One such initiative is Clinton Climate Initiative’s C-40 project, which brings 40 cities together creating new economies-of-scale in demand for energy-efficient technologies — from the 367 million people that live in those cities — and linking demand with sources of supply. The C-40 project is a catalyst in accelerating market development for such innovations as clean-technology vehicles, energy-efficient lighting, chillers, solar control window films, and “cool” roofing that will help to lower the costs of building retrofits. These beneficial technologies all face a fundamental barrier to adoption: No customer is big enough to justify investing in cost-efficient scale production, and no company is ready to bet that future demand will approach that scale.
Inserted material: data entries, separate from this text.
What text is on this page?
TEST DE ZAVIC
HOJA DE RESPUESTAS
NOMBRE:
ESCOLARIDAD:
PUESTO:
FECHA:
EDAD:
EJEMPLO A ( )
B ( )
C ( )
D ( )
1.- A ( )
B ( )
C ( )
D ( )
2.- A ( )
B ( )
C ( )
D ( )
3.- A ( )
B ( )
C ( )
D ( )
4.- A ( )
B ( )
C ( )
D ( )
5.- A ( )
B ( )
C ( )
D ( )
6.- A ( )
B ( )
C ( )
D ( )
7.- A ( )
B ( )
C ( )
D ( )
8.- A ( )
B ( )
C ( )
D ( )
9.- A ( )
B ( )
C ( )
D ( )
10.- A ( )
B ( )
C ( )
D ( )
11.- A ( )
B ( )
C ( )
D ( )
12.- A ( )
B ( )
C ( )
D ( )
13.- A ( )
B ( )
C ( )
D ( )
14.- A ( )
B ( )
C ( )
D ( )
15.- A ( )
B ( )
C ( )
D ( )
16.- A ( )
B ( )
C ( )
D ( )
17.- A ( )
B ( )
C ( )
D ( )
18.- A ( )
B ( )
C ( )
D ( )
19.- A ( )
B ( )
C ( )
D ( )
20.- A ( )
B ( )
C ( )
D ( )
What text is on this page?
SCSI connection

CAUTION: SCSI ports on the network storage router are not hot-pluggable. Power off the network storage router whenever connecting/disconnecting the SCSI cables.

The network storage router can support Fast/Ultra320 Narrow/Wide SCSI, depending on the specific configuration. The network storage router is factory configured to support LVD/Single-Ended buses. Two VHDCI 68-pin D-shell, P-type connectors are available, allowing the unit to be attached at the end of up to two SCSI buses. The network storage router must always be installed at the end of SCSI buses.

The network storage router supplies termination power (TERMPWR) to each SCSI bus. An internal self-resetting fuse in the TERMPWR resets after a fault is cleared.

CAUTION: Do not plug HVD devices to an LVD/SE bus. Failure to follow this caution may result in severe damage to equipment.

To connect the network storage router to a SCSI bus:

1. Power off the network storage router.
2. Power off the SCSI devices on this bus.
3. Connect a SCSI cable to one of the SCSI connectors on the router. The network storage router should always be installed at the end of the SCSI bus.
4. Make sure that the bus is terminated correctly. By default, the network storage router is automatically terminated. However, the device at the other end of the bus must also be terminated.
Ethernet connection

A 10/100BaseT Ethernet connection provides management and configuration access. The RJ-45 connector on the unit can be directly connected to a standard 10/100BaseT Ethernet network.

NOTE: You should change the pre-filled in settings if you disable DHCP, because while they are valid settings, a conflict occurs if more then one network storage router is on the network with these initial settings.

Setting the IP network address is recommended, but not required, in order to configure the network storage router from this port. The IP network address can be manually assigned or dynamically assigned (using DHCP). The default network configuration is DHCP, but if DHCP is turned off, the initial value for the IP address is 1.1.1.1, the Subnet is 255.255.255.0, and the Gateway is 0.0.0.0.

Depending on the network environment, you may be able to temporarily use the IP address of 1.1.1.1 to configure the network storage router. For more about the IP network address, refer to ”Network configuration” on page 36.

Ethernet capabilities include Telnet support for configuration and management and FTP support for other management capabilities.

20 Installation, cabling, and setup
The Climate Initiative works with vendors to determine the volume necessary to fundamentally change their economics, using economic and life-cycle modeling to understand and think creatively about when and how a new technology can become attractive. The foundation then works with the C-40 cities and gains commitments to deliver that volume. They have broken through barriers that only a public-private partnership could. Hybrid buses, which first appeared in a few cities with big public subsidies, have been updated with newer technology and purchased for use in locations that manufacturers would not have approached for years. Already, many cities in India and Brazil are the world’s largest users of hybrid buses.


When I asked Magaziner to describe his biggest barrier, he responded that he is pushing everyone’s comfort zones. People can’t sit around waiting for the usual lag time from the usual circumstances – excessively long government time lines when it comes to ordering equipment from private suppliers, the hesitancy of entrepreneurs to push the envelope farther than they ever have, and so on. He’s right. Usual just doesn’t cut it under unusual situations like today’s productivity performance. Public-private partnerships can be significantly more agile than the usual contracts between state agencies and corporations. They are the right vehicle to speed the delivery and elevate the scale of innovations in the face of our critical needs.